Dirkschneider is not simply lashing out at poverty, injustice, greed, corruption and war for the sake of lashing out; he hopes that his words and music will strike a chord with his listeners and that they might at least recognize the decadence around them and perhaps even do something about it. He firmly believes that knowledge leads to understanding, which leads to action and change.

“As a musician, we can write words and songs and hopefully some people get the meaning. But I really want them to take that meaning and really want to do something where they realize that if they want to change something they have to get involved and maybe get political and make the politicians take notice,” he said.

“I got the idea for Decadent watching those TV spots for Save the Children. All these kids in Africa have nothing to eat and that’s where the idea that the world is so decadent that it allows this to happen came from.”

With Decadent’s release, and a hugely ambitious world tour in the works, it’s obvious that Dirkschneider has no desire to slow down any time soon, even has he approaches age 63 in April.

“I love music and I love making music. And the music that I do is still popular, especially in Europe. For me it’s a lot of fun to do, it’s my passion. I love to sing and I love to write songs so why would I stop? And I am really happy with the new lineup of the band.
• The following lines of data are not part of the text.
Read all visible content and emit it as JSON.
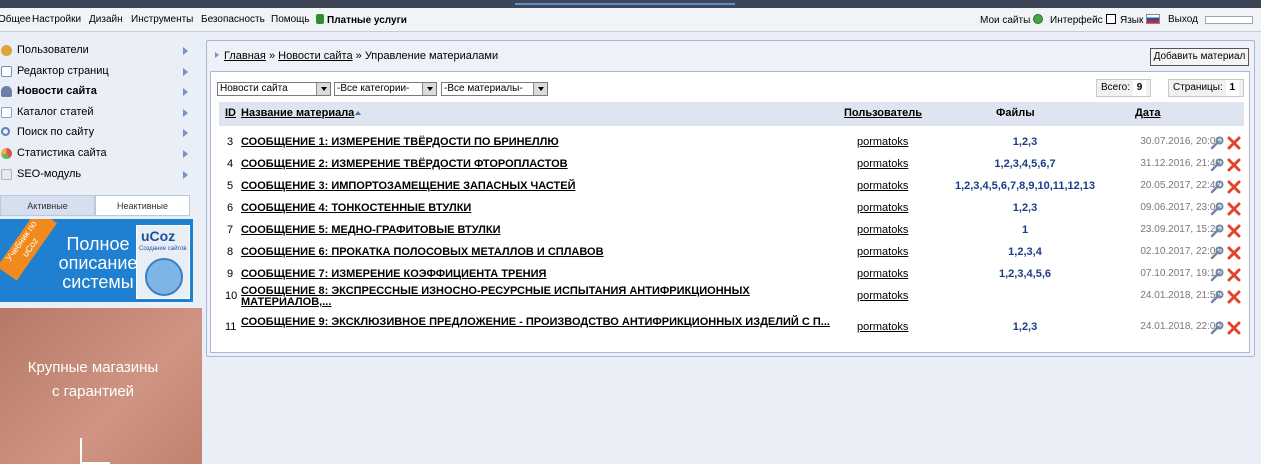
{
  "topbar": {
    "menu": [
      "Общее",
      "Настройки",
      "Дизайн",
      "Инструменты",
      "Безопасность",
      "Помощь"
    ],
    "paid_services": "Платные услуги",
    "right": {
      "my_sites": "Мои сайты",
      "interface": "Интерфейс",
      "language": "Язык",
      "exit": "Выход"
    }
  },
  "sidebar": {
    "items": [
      {
        "label": "Пользователи",
        "icon": "users-icon",
        "color": "#e0a33a"
      },
      {
        "label": "Редактор страниц",
        "icon": "page-editor-icon",
        "color": "#7a8fb0"
      },
      {
        "label": "Новости сайта",
        "icon": "news-icon",
        "color": "#6b7fa8",
        "active": true
      },
      {
        "label": "Каталог статей",
        "icon": "articles-icon",
        "color": "#8aa0c4"
      },
      {
        "label": "Поиск по сайту",
        "icon": "search-icon",
        "color": "#5c7fb8"
      },
      {
        "label": "Статистика сайта",
        "icon": "stats-icon",
        "color": "#d9534f"
      },
      {
        "label": "SEO-модуль",
        "icon": "seo-icon",
        "color": "#c9ced9"
      }
    ],
    "tabs": {
      "active": "Активные",
      "inactive": "Неактивные"
    },
    "banner1": {
      "ribbon": "Учебник по uCoz",
      "text": "Полное описание системы",
      "brand": "uCoz",
      "sub": "Создание сайтов"
    },
    "banner2": {
      "line1": "Крупные магазины",
      "line2": "с гарантией"
    }
  },
  "main": {
    "breadcrumb": {
      "home": "Главная",
      "section": "Новости сайта",
      "sep": "»",
      "current": "Управление материалами"
    },
    "add_button": "Добавить материал",
    "filters": {
      "module": "Новости сайта",
      "category": "-Все категории-",
      "materials": "-Все материалы-"
    },
    "total_label": "Всего:",
    "total": "9",
    "pages_label": "Страницы:",
    "pages": "1",
    "columns": {
      "id": "ID",
      "title": "Название материала",
      "user": "Пользователь",
      "files": "Файлы",
      "date": "Дата"
    },
    "rows": [
      {
        "id": "3",
        "title": "СООБЩЕНИЕ 1: ИЗМЕРЕНИЕ ТВЁРДОСТИ ПО БРИНЕЛЛЮ",
        "user": "pormatoks",
        "files": "1,2,3",
        "date": "30.07.2016, 20:06"
      },
      {
        "id": "4",
        "title": "СООБЩЕНИЕ 2: ИЗМЕРЕНИЕ ТВЁРДОСТИ ФТОРОПЛАСТОВ",
        "user": "pormatoks",
        "files": "1,2,3,4,5,6,7",
        "date": "31.12.2016, 21:43"
      },
      {
        "id": "5",
        "title": "СООБЩЕНИЕ 3: ИМПОРТОЗАМЕЩЕНИЕ ЗАПАСНЫХ ЧАСТЕЙ",
        "user": "pormatoks",
        "files": "1,2,3,4,5,6,7,8,9,10,11,12,13",
        "date": "20.05.2017, 22:42"
      },
      {
        "id": "6",
        "title": "СООБЩЕНИЕ 4: ТОНКОСТЕННЫЕ ВТУЛКИ",
        "user": "pormatoks",
        "files": "1,2,3",
        "date": "09.06.2017, 23:06"
      },
      {
        "id": "7",
        "title": "СООБЩЕНИЕ 5: МЕДНО-ГРАФИТОВЫЕ ВТУЛКИ",
        "user": "pormatoks",
        "files": "1",
        "date": "23.09.2017, 15:26"
      },
      {
        "id": "8",
        "title": "СООБЩЕНИЕ 6: ПРОКАТКА ПОЛОСОВЫХ МЕТАЛЛОВ И СПЛАВОВ",
        "user": "pormatoks",
        "files": "1,2,3,4",
        "date": "02.10.2017, 22:09"
      },
      {
        "id": "9",
        "title": "СООБЩЕНИЕ 7: ИЗМЕРЕНИЕ КОЭФФИЦИЕНТА ТРЕНИЯ",
        "user": "pormatoks",
        "files": "1,2,3,4,5,6",
        "date": "07.10.2017, 19:19"
      },
      {
        "id": "10",
        "title": "СООБЩЕНИЕ 8: ЭКСПРЕССНЫЕ ИЗНОСНО-РЕСУРСНЫЕ ИСПЫТАНИЯ АНТИФРИКЦИОННЫХ МАТЕРИАЛОВ,...",
        "user": "pormatoks",
        "files": "",
        "date": "24.01.2018, 21:58"
      },
      {
        "id": "11",
        "title": "СООБЩЕНИЕ 9: ЭКСКЛЮЗИВНОЕ ПРЕДЛОЖЕНИЕ - ПРОИЗВОДСТВО АНТИФРИКЦИОННЫХ ИЗДЕЛИЙ С П...",
        "user": "pormatoks",
        "files": "1,2,3",
        "date": "24.01.2018, 22:00"
      }
    ]
  },
  "colors": {
    "accent": "#1c3d86",
    "panel": "#eef2f8",
    "header": "#dfe5f0",
    "delete": "#e0452b",
    "edit": "#6f86a8"
  }
}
We have a big tour coming up, maybe the longest tour ever with U.D.O.,” he said.

Part of the reason is that he is now finding a whole new generation of metal fans coming to his shows and buying his albums. And he is also breaking U.D.O. into new and exciting markets.

“I think that we write good songs that touch people, you know. It’s very interesting that the last four or five years to see so many really young people at our shows. A new generation is coming up for sure. We have the older fans that are coming still and many of those started as Accept fans, but now these younger kids are coming as U.D.O fans first and many don’t know that much about Accept. I don’t play many of the Accept songs any more anyways. Many of them are surprised to hear I was in this band Accept when I talk to them. So then they go back and explore the whole history of me in Accept and the history of U.D.O. and they become fans of all that music,” Dirkschneider said.
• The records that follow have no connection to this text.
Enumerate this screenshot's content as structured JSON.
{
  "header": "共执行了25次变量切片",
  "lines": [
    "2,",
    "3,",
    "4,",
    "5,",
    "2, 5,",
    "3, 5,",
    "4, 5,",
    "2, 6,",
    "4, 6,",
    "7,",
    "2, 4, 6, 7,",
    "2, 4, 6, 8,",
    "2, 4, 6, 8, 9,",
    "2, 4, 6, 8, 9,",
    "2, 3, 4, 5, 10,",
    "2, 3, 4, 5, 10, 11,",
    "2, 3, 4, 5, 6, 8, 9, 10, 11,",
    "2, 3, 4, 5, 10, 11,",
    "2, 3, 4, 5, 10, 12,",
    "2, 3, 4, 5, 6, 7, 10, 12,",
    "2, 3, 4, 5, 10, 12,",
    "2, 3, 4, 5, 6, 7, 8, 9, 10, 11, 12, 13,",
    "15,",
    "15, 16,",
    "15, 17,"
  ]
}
“And we are becoming very, very popular in the eastern European countries. I want to say this without meaning to sound arrogant, but we are really big in Russia and now also in Rumania, Bulgaria and the Czech Republic. We also have started doing shows in Turkey, Israel and Poland and the Baltic states too because many of these places are becoming more and more open to this kind of music.”

And travelling the world is not only a lot of fun but it continues to be fodder for Dirkschneider’s songwriting as he gets to see the good, bad and the ugly of different cultures and communities and peoples.

“You see so many things and when you travel and tour these places you become more open minded as an artist and a lyricist than you would be if you maybe lived in just one country and went on a holiday for three weeks somewhere else. It’s one of the great things about being a musician is that you get to see and experience the world and have it teach you things,” he said.